Question

Factor and use the zero-product property to find the roots of the following quadratic equation.
(a) \[0={{x}^{2}}-7x+12\]
(b) \[0=6{{x}^{2}}-23x+20\]
(c) \[0={{x}^{2}}-9\]
(d) \[0={{x}^{2}}+12x+36\]

Answer 1

Hint: First understand the definition of zero product property. To factorize the quadratic expression in (a) and (b) apply the middle term split method. Use the algebraic identity: - \[{{a}^{2}}-{{b}^{2}}=\left( a+b \right)\left( a-b \right)\] to factorize the expression in (c). For (d) use the formula: - \[{{a}^{2}}+2ab+{{b}^{2}}={{\left( a+b \right)}^{2}}\] for factorization.

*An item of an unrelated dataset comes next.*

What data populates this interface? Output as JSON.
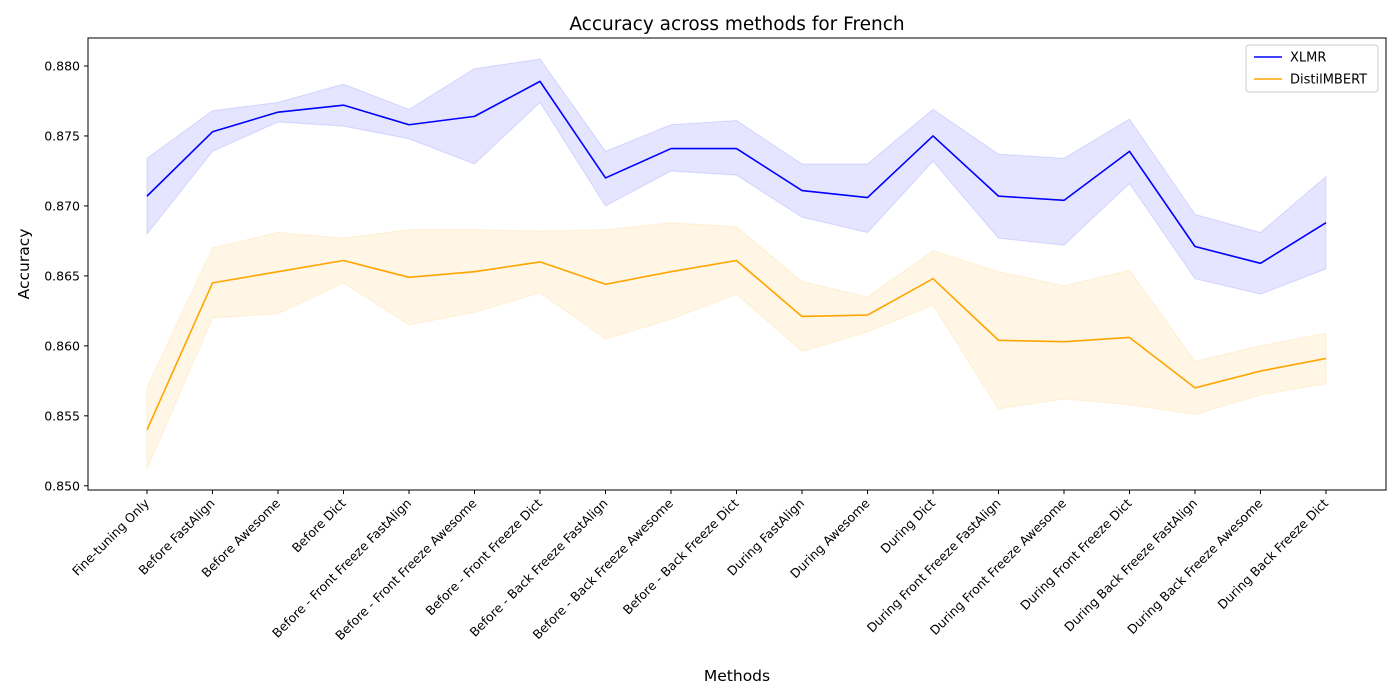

Complete step-by-step solution:
Here, we have been provided with four quadratic equations and we are asked to factorize them and use the zero-product property to find the roots. But first we need to know about the zero-product property.
 Now, in mathematics, the zero product property states that if m and n are two non – zero numbers then their product will not be zero. In other words, if \[m\times n=0\] then either m = 0 and n = 0.
Now, let us come to the quadratic equations one – by – one.
(a) \[0={{x}^{2}}-7x+12\]
\[\Rightarrow {{x}^{2}}-7x+12=0\]
Using the middle term split method, we have,
\[\begin{align}
& \Rightarrow {{x}^{2}}-4x-3x+12=0 \\
& \Rightarrow \left( x-4 \right)\left( x-3 \right)=0 \\
\end{align}\]
Applying the zero-product property, we get,
\[\Rightarrow \] either x = 4 or x = 3
Therefore, x = 4 or x = 3 is the solution.
(b) \[0=6{{x}^{2}}-23x+20\]
\[\Rightarrow 6{{x}^{2}}-23x+20=0\]
Using the middle term split method, we get,
\[\begin{align}
& \Rightarrow 6{{x}^{2}}-15x-8x+20=0 \\
& \Rightarrow 3x\left( 2x-5 \right)-4\left( 2x-5 \right)=0 \\
& \Rightarrow \left( 3x-4 \right)\left( 2x-5 \right)=0 \\
\end{align}\]
Applying the zero-product property, we get,
\[\Rightarrow \] either \[x=\dfrac{4}{3}\] or \[x=\dfrac{5}{2}\]
Therefore, \[x=\dfrac{4}{3}\] or \[x=\dfrac{5}{2}\] is the solution.
(c) \[0={{x}^{2}}-9\]
\[\begin{align}
& \Rightarrow {{x}^{2}}-9=0 \\
& \Rightarrow {{x}^{2}}-{{3}^{2}}=0 \\
\end{align}\]
Using the algebraic identity: - \[{{a}^{2}}-{{b}^{2}}=\left( a+b \right)\left( a-b \right)\], we get,
\[\Rightarrow \] either x = -3 or x = 3
Therefore, x = -3 or x = 3 is the solution.
(d) \[0={{x}^{2}}+12x+36\]
\[\Rightarrow {{x}^{2}}+12x+36=0\]
This can be written as: -
\[\Rightarrow {{x}^{2}}+2\times 6\times x+{{6}^{2}}=0\]
Using the algebraic identity: - \[{{a}^{2}}+2ab+{{b}^{2}}={{\left( a+b \right)}^{2}}\], we get,
\[\begin{align}
& \Rightarrow {{\left( x+6 \right)}^{2}}=0 \\
& \Rightarrow \left( x+6 \right)\left( x+6 \right)=0 \\
\end{align}\]
Applying the zero-product property, we get,
\[\begin{align}
& \Rightarrow x+6=0 \\
& \Rightarrow x=-6 \\
\end{align}\]
Therefore, $x = -6$ is the solution.

Note: One must not apply the discriminant formula to solve the above questions because if you will do so then according to the question it will be considered as a wrong approach. This is because we have to factorize the equations and then use the zero-product property but the discriminant formula will directly give the values of x without factoring. You must remember the zero-product property, middle term split method and all the algebraic identities.